Der Grund für diese Verzögerungstaktik: Schröder versuchte unterdessen die Unterstützung anderer Länder zu gewinnen, um eine Sperrminorität zu erreichen. Schon vor der Sitzung hatte er Tony Blair auf seine Seite ziehen können. Nicht unerheblich hierfür dürfte der Einfluß gewesen sein, den BMW über seine britische Tochter Rover auf London ausübt - schließlich verkündete BMW in der vergangenen Woche, zehn Milliarden Mark in Großbritannien investieren zu wollen.

Doch für eine Sperrminorität sind 26 Stimmen nötig, Deutschland und Großbritannien verfügen aber beide nur über jeweils zehn. Glücklicherweise hat VW in Spanien die Tochter Seat, und so gelang es Trittin schließlich, mit Hilfe der acht Stimmen der Südländer die Verabschiedung der Vorlage zu verhindern: Die spanische Ministerin Isabel Tocino verkündete, sie sei mit der Richtlinie zwar einverstanden, wenn es zur Abstimmung komme, müsse sich ihr Land dennoch enthalten. Ähnlich äußerte sich ihr britischer Kollege. "Ich stelle fest, daß es für den jetzigen Entwurf heute eine Sperrminorität gibt", erklärte Trittin lakonisch. "Damit ist heute ein gemeinsamer Standpunkt nicht möglich."

Jetzt müssen sich die Umweltminister noch einmal im zweiten Halbjahr unter finnischer EU-Ratspräsidentschaft mit der Regelung befassen. Der dänische Umweltminister Svend Auken konnte seine Wut kaum zügeln: "Es ist unerhört, daß ein Land aus engstirnigen wirtschaftlichen Interessen seinen Vorsitz dazu nutzt, einen Kompromiß zu torpedieren."

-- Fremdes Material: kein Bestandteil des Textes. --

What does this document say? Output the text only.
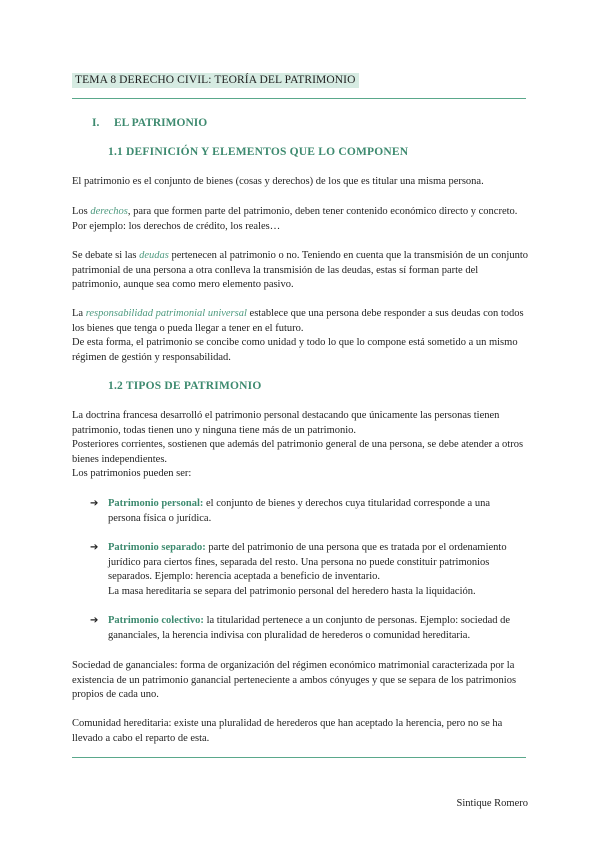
TEMA 8 DERECHO CIVIL: TEORÍA DEL PATRIMONIO
I. EL PATRIMONIO
1.1 DEFINICIÓN Y ELEMENTOS QUE LO COMPONEN

El patrimonio es el conjunto de bienes (cosas y derechos) de los que es titular una misma persona.

Los derechos, para que formen parte del patrimonio, deben tener contenido económico directo y concreto. Por ejemplo: los derechos de crédito, los reales…

Se debate si las deudas pertenecen al patrimonio o no. Teniendo en cuenta que la transmisión de un conjunto patrimonial de una persona a otra conlleva la transmisión de las deudas, estas sí forman parte del patrimonio, aunque sea como mero elemento pasivo.

La responsabilidad patrimonial universal establece que una persona debe responder a sus deudas con todos los bienes que tenga o pueda llegar a tener en el futuro.
De esta forma, el patrimonio se concibe como unidad y todo lo que lo compone está sometido a un mismo régimen de gestión y responsabilidad.

1.2 TIPOS DE PATRIMONIO

La doctrina francesa desarrolló el patrimonio personal destacando que únicamente las personas tienen patrimonio, todas tienen uno y ninguna tiene más de un patrimonio.
Posteriores corrientes, sostienen que además del patrimonio general de una persona, se debe atender a otros bienes independientes.
Los patrimonios pueden ser:

➔ Patrimonio personal: el conjunto de bienes y derechos cuya titularidad corresponde a una persona física o jurídica.
➔ Patrimonio separado: parte del patrimonio de una persona que es tratada por el ordenamiento jurídico para ciertos fines, separada del resto. Una persona no puede constituir patrimonios separados. Ejemplo: herencia aceptada a beneficio de inventario.
La masa hereditaria se separa del patrimonio personal del heredero hasta la liquidación.
➔ Patrimonio colectivo: la titularidad pertenece a un conjunto de personas. Ejemplo: sociedad de gananciales, la herencia indivisa con pluralidad de herederos o comunidad hereditaria.

Sociedad de gananciales: forma de organización del régimen económico matrimonial caracterizada por la existencia de un patrimonio ganancial perteneciente a ambos cónyuges y que se separa de los patrimonios propios de cada uno.

Comunidad hereditaria: existe una pluralidad de herederos que han aceptado la herencia, pero no se ha llevado a cabo el reparto de esta.

Sintique Romero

Auch EU-Umweltkommissarin Ritt Bjerregaard ist empört: "Das ist eine Schande, wie die Industrie die EU-Politik beeinflussen kann. Mit Demokratie hat dies nichts mehr zu tun!" Eine Kritik, die man auch schon in den achtziger Jahren hören konnte - wenn auch aus anderen Kreisen. Das Verhältnis von Politik und Ökonomie scheint sich in der Realität genau in dem Moment dem vulgären Marxismus-Leninismus anzunähern, in dem sich kaum jemand mehr dafür interessiert.